Consider a more detailed Logstash output plugin:
output {
if [type] == "Info" {
elasticsearch {
claster => elasticsearch
action => "create"
hosts => ["localhost: 9200"]
index => "log -% {+ YYYY.MM.dd}"
document_type => ....
document_id => "% {id}"
}
}
}
Interaction with ElasticSearch is carried out through the JSON REST API, for which there are drivers for most modern languages. But in order not to write code, we will use the Logstash utility, which also knows how to convert text data to JSON based on regular expressions. There are also predefined templates, like classes in regular expressions, such as % {IP: client} and others, which can be viewed at https://github.com/elastic/logstash/tree/v1.1.9/patterns. For standard services with standard settings on the Internet there are many ready-made configs, for example, for NGINX – https://github.com/zooniverse/static/blob/master/logstash- Nginx.conf. More similarly, it is described in the article https://habr.com/post/165059/.

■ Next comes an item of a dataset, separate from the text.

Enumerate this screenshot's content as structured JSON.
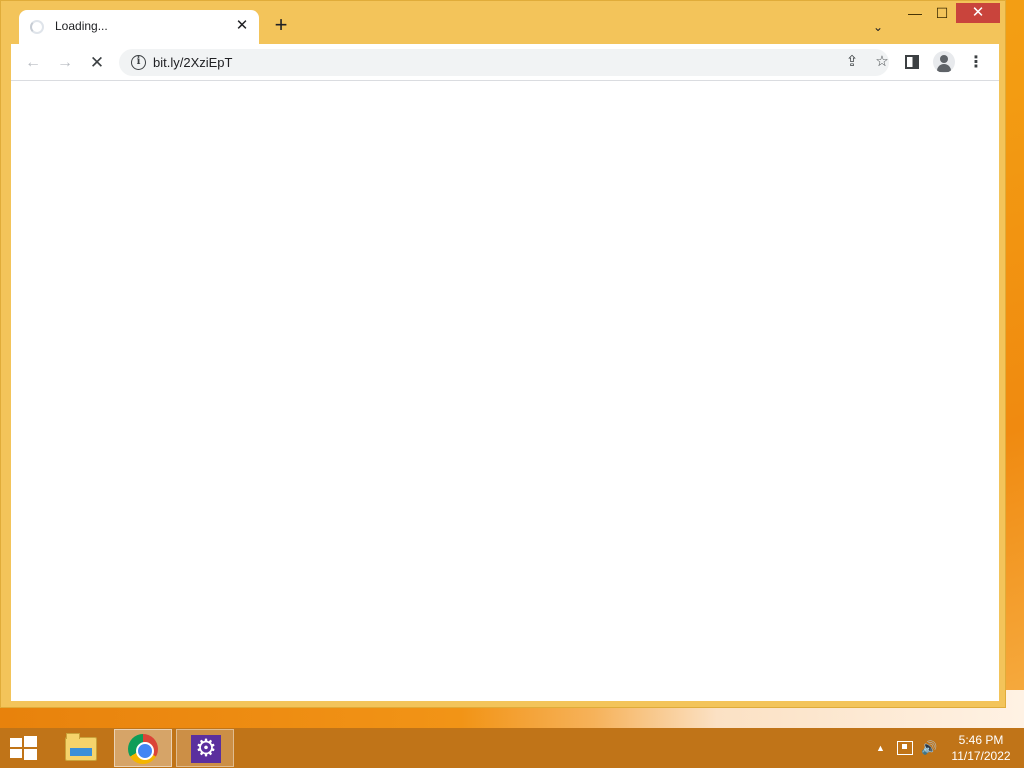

ElasticSearch is a NoSQL database, so you don't need to specify a format (set of fields and its types). For searching, he still needs it, so he defines it himself, and with each format change, re-indexing occurs, in which work is impossible. To maintain a unified structure in the Serilog logger (DOT Net) there is an EventType field in which you can encrypt a set of fields and their types, for the rest you will have to implement them separately. To analyze the logs from a microservice architecture application, it is important to set the ID while it is being executed, that is, the request ID, which will be unchanged and transmitted from the microservice to the microservice, so that you can trace the entire path of the request.
Install ElasticSearch (https://habr.com/post/280488/) and check that curl -X GET localhost: 9200 works
sudo sysctl -w vm.max_map_count = 262144
$ curl 'localhost: 9200 / _cat / indices? v'
health status index uuid pri rep docs.count docs.deleted store.size pri.store.size
green open graylog_0 h2NICPMTQlqQRZhfkvsXRw 4 0 0 0 1kb 1kb
green open .kibana_1 iMJl7vyOTuu1eG8DlWl1OQ 1 0 3 0 11.9kb 11.9kb
yellow open indexname le87KQZwT22lFll8LSRdjw 5 1 1 0 4.5kb 4.5kb
yellow open db i6I2DmplQ7O40AUzyA-a6A 5 1 0 0 1.2kb 1.2kb
Create an entry in the blog database and post table curl -X PUT "$ ES_URL / blog / post / 1? Pretty" -d '
ElasticSearch search engine
In the previous section, we looked at the ELK stack that ElasticSearch, Logstash, and Kibana make up. In the full set, and often it is still extended by Filebeat – more tailored to work with the Logstash extension, for working with text logs. Despite the fact that Logstash quickly performs its task unnecessarily, they do not use it, and logs in JSON format are sent via the dump upload API directly to Logstash.